Un chasseur de loisir a-t-il de nouveau abattu le mauvais loup ?
Après de nombreuses attaques sur du bétail sur différents alpages à Klosters, les Grisons ont ordonné le 1er septembre 2022 l'abattage d'un loup afin d'éviter de nouveaux dommages. Pour l'exécution, des chasseurs autorisés locaux spécialement désignés ont été habilités, en complément des collaborateurs de l'Office de la chasse et de la pêche, à abattre le loup pendant la chasse ordinaire.
Le 24 septembre 2022, un chasseur de loisir a abattu un loup sur le territoire de la commune de Klosters lors de la peu glorieuse chasse de montagne dans les Grisons, alors qu'il n'y avait plus depuis longtemps aucun animal de rente sur les alpages.
Après 14 jours avec très peu d'observations de loups par les 80 chasseurs de loisir autorisés à tirer le loup, celui-ci a pu être abattu le 24 septembre 2022 par un chasseur de loisir dans le périmètre d'abattage prévu à cet effet. L'Office de la chasse et des mensonges se réjouit que les chasseurs amateurs aient pu accomplir cette tâche des plus responsables. Il souligne parallèlement la conclusion déterminante selon laquelle l'abattage de loups est une entreprise très exigeante et chronophage.
Le seuil de dommages requis a été tout juste atteint, mais la grande majorité des moutons tués n'étaient pas protégés. Selon l'évaluation du canton, sur les 60 moutons tués au total depuis la mi-juin, seuls 13 ont pu être comptabilisés dans des situations de protection. Les associations de protection de la nature réclament désormais un raccourcissement du délai d'abattage. Dès lors qu'avec la prochaine fin de la saison d'estivage il n'y aura plus aucun mouton sur l'alpage, aucun nouveau dommage ne pourra survenir dans le périmètre d'abattage.
Le tir a eu lieu dans le périmètre d'abattage défini par l'Office de la chasse et des mensonges. L'animal abattu est une louve. Les analyses détermineront si la louve abattue était éventuellement une louve mère (bénéficiant ainsi d'une protection supérieure). Dans la même zone, un second loup a été observé simultanément.

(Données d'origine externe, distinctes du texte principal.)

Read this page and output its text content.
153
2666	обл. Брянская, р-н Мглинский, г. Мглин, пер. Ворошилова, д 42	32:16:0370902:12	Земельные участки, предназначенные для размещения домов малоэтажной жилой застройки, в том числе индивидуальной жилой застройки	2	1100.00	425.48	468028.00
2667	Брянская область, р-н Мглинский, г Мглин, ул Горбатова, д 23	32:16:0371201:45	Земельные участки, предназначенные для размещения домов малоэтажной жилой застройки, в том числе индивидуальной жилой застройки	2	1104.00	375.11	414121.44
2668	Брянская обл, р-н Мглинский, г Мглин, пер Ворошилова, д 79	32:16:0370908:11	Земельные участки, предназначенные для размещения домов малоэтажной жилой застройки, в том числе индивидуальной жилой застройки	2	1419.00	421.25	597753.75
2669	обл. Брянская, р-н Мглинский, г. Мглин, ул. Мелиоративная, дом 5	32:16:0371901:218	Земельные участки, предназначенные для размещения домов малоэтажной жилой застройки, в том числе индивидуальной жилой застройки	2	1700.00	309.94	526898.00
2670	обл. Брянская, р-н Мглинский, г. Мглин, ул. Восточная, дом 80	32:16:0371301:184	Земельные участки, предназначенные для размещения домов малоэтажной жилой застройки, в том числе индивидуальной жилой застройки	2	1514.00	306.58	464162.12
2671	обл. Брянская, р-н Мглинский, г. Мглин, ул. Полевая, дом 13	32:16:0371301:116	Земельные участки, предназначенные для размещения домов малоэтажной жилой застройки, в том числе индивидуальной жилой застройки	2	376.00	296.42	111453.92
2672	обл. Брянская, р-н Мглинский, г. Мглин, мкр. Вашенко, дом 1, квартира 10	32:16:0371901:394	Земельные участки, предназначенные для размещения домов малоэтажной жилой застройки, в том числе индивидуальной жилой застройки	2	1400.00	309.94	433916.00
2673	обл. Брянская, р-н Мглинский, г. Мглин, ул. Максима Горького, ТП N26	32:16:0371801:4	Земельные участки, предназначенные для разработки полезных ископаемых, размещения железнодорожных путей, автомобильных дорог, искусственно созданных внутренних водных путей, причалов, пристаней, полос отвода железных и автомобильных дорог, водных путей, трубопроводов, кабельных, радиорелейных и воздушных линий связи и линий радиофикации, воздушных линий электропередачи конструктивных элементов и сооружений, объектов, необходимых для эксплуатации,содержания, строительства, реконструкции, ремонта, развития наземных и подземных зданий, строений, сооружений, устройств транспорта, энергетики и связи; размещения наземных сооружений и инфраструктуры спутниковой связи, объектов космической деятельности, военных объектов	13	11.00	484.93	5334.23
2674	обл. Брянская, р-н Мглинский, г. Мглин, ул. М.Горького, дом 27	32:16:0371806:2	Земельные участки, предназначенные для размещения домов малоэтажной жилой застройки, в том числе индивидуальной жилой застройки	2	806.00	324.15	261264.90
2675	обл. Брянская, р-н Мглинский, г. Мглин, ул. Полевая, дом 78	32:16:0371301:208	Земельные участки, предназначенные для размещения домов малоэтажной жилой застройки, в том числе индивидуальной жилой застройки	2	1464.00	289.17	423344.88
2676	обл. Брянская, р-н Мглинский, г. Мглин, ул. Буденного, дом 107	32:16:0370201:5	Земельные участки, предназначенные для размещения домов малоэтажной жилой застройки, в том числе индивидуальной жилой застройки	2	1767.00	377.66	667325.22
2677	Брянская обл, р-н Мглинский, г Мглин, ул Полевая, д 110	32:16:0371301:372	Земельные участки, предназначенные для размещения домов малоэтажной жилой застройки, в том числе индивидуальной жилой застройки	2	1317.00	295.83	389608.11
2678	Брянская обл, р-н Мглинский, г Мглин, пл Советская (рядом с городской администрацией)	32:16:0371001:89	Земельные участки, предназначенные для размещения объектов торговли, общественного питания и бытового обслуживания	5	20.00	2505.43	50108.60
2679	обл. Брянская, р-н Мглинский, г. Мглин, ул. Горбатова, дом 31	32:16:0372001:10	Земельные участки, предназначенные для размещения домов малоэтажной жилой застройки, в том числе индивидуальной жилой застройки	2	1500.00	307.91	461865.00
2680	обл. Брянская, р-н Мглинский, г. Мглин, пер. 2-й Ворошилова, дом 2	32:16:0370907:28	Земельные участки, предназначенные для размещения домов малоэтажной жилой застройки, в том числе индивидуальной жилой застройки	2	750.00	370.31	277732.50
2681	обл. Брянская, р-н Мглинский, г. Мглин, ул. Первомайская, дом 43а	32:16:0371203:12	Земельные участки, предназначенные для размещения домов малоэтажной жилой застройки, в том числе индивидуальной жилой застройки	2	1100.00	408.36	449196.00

Dès lors que le loup ne peut plus trouver de moutons à l'alpage, un abattage devient obsolète. Les associations rejettent également de manière catégorique l'extension du périmètre d'abattage à plus du double, et ce uniquement sur la base de «observations» de loups. Car cette mesure non plus n'a rien à voir avec la prévention d'un dommage concret.
Le loup abattu sera acheminé pour examen pathologique au Centre de médecine des poissons et de la faune sauvage (FIWI) de Berne. L'analyse génétique sera effectuée au Laboratoire de Biologie de la Conservation de l'Université de Lausanne.